You can use any object/method that accepts the field value as its’ first parameter.
For example, if you need to run a database query to see if the user is choosing a unique username, you can create a callback method that does that. In your controller, change the “username” rule to this: Reload your form and submit it with the word “test” as the username.
You can see that the form field data was passed to your callback method for you to process.
We’ve arbitrarily called these two rules “signup” and “email”.
You can name your rules anything you want: An alternate (and more automatic) method of calling a rule group is to name it according to the controller class/method you intend to use it with.
Since you haven’t told the Form Validation class to validate anything yet, it returns FALSE (boolean false) by default.
``The run()`` method only returns TRUE if it has successfully applied your rules without any of them failing.
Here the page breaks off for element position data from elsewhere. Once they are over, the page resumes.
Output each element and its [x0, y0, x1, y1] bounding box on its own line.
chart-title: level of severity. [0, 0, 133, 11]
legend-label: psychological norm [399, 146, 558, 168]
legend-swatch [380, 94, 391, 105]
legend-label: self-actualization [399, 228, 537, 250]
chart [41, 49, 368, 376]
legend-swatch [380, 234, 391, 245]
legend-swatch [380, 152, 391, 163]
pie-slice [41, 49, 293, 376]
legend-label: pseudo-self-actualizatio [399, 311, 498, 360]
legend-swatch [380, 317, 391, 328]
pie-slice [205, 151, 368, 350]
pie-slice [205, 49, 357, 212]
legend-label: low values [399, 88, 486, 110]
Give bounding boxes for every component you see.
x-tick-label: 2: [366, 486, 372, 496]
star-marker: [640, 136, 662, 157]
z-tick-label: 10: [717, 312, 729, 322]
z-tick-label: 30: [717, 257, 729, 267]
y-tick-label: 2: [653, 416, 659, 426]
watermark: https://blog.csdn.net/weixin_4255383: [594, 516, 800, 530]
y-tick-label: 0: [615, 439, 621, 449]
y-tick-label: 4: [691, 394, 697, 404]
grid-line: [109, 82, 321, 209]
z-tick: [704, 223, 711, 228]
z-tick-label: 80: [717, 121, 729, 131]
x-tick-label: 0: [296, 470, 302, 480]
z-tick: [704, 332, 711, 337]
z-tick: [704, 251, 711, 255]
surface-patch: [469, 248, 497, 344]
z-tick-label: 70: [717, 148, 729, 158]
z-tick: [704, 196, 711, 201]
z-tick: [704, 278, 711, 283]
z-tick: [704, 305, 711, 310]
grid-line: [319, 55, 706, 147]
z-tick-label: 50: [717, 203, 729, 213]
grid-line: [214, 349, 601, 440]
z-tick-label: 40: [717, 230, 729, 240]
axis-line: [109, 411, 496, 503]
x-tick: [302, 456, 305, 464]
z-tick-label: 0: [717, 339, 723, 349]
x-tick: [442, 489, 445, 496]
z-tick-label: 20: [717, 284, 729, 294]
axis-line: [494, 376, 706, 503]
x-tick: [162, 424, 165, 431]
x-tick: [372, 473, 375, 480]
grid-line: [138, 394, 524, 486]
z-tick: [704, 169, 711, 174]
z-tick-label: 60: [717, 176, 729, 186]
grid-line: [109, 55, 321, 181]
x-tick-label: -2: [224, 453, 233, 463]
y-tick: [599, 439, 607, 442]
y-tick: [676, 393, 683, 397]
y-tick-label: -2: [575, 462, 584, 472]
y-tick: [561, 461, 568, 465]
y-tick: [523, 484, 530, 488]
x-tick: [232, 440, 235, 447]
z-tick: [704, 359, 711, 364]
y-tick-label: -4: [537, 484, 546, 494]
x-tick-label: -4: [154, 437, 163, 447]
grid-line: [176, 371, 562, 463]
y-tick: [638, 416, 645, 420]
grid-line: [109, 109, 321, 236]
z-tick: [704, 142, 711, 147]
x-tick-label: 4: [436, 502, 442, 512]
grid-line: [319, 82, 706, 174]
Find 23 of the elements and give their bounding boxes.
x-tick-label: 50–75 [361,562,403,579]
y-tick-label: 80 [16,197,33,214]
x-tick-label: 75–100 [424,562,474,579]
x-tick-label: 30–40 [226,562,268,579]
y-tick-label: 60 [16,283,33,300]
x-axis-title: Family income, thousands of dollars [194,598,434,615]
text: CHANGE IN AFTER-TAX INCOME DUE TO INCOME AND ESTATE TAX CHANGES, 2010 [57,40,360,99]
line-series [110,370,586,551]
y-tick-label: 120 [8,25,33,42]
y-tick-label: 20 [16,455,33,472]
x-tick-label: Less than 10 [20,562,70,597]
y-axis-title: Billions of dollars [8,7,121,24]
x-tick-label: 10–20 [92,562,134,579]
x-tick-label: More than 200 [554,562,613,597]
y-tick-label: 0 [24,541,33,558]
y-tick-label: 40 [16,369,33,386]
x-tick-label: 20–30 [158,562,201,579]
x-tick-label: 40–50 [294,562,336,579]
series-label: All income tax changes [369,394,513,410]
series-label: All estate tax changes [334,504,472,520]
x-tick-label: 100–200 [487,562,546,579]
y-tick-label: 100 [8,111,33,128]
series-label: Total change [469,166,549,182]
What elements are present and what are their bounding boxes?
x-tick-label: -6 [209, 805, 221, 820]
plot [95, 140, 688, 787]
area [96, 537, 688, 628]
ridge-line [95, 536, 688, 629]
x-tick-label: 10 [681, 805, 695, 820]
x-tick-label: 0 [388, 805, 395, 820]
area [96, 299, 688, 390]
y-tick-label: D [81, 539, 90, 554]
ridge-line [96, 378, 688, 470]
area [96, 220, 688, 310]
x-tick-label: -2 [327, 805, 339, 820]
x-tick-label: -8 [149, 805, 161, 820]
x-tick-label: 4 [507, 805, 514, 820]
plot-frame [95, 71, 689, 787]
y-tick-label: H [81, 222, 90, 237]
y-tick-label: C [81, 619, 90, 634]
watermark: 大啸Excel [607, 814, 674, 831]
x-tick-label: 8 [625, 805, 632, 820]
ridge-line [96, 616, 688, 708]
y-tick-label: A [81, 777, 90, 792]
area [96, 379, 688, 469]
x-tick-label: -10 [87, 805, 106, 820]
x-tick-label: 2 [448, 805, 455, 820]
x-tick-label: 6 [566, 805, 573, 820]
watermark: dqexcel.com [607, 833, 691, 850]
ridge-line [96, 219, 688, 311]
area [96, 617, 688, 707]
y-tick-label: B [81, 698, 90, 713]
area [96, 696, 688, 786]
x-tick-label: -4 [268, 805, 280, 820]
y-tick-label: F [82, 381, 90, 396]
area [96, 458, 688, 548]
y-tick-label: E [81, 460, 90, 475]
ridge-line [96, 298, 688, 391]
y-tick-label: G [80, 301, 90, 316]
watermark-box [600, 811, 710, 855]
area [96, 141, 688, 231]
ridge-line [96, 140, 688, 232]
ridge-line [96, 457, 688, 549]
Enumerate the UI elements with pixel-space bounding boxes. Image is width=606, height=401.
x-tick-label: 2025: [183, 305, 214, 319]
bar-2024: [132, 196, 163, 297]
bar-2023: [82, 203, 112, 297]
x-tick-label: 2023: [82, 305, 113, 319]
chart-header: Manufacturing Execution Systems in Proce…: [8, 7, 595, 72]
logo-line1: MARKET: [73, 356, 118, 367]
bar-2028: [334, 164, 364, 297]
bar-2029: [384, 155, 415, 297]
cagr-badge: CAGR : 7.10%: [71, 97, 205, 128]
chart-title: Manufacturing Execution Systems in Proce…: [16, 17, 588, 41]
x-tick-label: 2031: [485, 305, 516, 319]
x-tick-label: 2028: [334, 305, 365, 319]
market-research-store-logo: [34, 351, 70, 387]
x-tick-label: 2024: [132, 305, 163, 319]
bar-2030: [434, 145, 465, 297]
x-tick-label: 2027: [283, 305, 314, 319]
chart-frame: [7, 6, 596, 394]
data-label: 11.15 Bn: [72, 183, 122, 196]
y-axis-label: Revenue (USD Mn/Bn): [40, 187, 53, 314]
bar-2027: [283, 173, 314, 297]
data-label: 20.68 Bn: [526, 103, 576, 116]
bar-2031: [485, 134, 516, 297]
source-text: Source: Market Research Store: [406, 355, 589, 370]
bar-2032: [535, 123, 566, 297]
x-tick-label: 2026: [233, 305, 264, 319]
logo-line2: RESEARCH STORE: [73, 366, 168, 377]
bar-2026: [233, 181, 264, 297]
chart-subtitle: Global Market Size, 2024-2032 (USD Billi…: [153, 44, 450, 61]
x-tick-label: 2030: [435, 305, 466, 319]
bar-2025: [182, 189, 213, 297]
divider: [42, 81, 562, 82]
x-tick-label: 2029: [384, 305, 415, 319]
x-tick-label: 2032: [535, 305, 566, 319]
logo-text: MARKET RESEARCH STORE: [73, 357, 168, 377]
This method initializes the validation class and loads the form helper and URL helper used by your view files. Based on whether the validation was successful it either presents the form or the success page.
That is a problem when you want to set error messages for them.
Our free email address validator will help you do that in seconds.
To verify the validity of an email address simply enter the email address into the box provided and our "validate email address" tool does the rest.
As shown earlier, the validation array will have this prototype: In order to organize your rules into “sets” requires that you place them into “sub arrays”.
Consider the following example, showing two sets of rules.
To invoke a callback just put the method name in a rule, with “callback_” as the rule prefix.